Even before the announcements on Friday the beleaguered carmakers were in desperate shape. High fuel costs, the effects of the credit crisis and looming recession contributed to making October the worst month for new-car sales in 25 years. Sales at GM and Chrysler have fallen by 18% and 25% respectively this year and both companies will run out of cash next year if they continue to use it up at the current rate. GM even gave warning that its cash position was so precarious that it would run out in the first half of 2009. The massive losses GM and Ford reported on Friday show that the prospects are bleak for America’s carmakers despite yet another round of cost cutting measures that are now planned.
America’s carmakers could at least cheer the election of Barack Obama as president this week. The Democrat is widely assumed to have sympathy for Detroit’s struggling car giants and has pledged to convene a summit shortly after taking office to address the problem. The outgoing administration of George Bush has done its bit too. Detroit secured the promise of $25 billion in soft loans (just as the government decided to pump huge sums into the financial system to save banks from disaster) to help it retool production lines to produce the smaller, more fuel-efficient vehicles that Americans now want.
This week the Bush administration agreed to speed the process of making the loans available, although it rejected a request to provide up to $10 billion to pay for a merger between GM and Chrysler, which is owned by a private-equity firm, Cerberus. The deal, in effect a GM takeover of its smaller rival, would have allowed the bigger firm to get its hands on Chrysler’s cash pile, while cutting costs by some $10 billion. It seems that Mr Bush would prefer that the Big Three become the Big Two on a new president’s watch.

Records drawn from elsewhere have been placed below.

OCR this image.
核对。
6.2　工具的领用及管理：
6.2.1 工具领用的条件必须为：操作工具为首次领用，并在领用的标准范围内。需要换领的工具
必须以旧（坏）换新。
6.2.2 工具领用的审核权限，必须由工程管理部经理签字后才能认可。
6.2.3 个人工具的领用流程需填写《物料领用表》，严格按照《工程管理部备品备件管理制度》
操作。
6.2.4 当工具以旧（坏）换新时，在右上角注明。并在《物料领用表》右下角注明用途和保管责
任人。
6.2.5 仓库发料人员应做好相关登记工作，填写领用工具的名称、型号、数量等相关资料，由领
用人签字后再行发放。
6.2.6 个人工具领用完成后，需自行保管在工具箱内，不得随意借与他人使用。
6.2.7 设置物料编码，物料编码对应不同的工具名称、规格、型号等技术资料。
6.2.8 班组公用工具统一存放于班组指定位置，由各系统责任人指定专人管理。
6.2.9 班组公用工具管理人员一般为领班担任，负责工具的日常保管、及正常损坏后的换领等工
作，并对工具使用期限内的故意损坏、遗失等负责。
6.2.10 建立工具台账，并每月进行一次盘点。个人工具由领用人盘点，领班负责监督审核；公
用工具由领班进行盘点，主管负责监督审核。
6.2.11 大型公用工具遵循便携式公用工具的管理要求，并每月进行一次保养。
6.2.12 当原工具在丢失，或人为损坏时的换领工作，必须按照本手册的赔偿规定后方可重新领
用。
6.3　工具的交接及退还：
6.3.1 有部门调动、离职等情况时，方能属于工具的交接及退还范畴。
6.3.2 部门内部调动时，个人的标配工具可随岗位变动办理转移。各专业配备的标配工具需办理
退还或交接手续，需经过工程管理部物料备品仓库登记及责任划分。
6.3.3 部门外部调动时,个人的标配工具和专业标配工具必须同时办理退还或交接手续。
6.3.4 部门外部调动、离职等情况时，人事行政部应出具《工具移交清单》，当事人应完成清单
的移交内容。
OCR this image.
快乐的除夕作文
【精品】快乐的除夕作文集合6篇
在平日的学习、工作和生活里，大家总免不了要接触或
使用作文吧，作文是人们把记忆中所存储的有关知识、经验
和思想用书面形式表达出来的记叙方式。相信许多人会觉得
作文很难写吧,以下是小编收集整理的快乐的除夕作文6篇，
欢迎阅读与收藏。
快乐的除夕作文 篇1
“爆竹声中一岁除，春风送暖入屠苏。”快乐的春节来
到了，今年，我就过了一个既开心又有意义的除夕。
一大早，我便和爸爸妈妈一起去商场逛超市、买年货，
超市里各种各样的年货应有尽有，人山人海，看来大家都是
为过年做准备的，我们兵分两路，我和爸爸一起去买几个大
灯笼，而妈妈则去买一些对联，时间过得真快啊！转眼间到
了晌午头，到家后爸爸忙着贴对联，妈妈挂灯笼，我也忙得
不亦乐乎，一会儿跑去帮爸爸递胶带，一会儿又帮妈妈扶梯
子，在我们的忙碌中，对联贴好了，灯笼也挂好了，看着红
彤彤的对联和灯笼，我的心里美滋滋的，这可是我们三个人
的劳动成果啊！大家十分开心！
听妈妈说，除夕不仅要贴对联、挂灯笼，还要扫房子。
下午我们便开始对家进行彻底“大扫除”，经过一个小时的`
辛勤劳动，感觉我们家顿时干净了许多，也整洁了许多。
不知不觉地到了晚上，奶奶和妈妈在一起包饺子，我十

The plight of GM, Ford and Chrysler also prompted a meeting between the bosses of all three firms and Nancy Pelosi, speaker of the House of Representatives, on Thursday. Reportedly under discussion was another lot of quick and cheap loans of $25 billion and a raft of other concessions. These include a similar sum to help with the cost of transferring health-care provision to the unions, as well as loans to struggling suppliers and access to Hank Paulson’s $700 billion financial-industry bail-out for the car companies’ credit arms. The additional $25 billion could be made available later this month as part of an economic stimulus package set to come before Congress. In light of the latest dire news the car companies might hope that Congress is willing to help.
Given the slumping sales and dwindling cash reserves facing America’s carmakers, the new president will face a tough decision when he takes office. Early in his campaign he made promises that were unpopular with the car firms, pledging to raise fuel economy standards. But he is also expected to show gratitude to the trade unions that generously funded his election campaign. Presiding over the bankruptcy of iconic American firms and huge lay-offs is unlikely to appeal. But pouring cash into basket cases with no end in sight to the outlay is equally as unpalatable.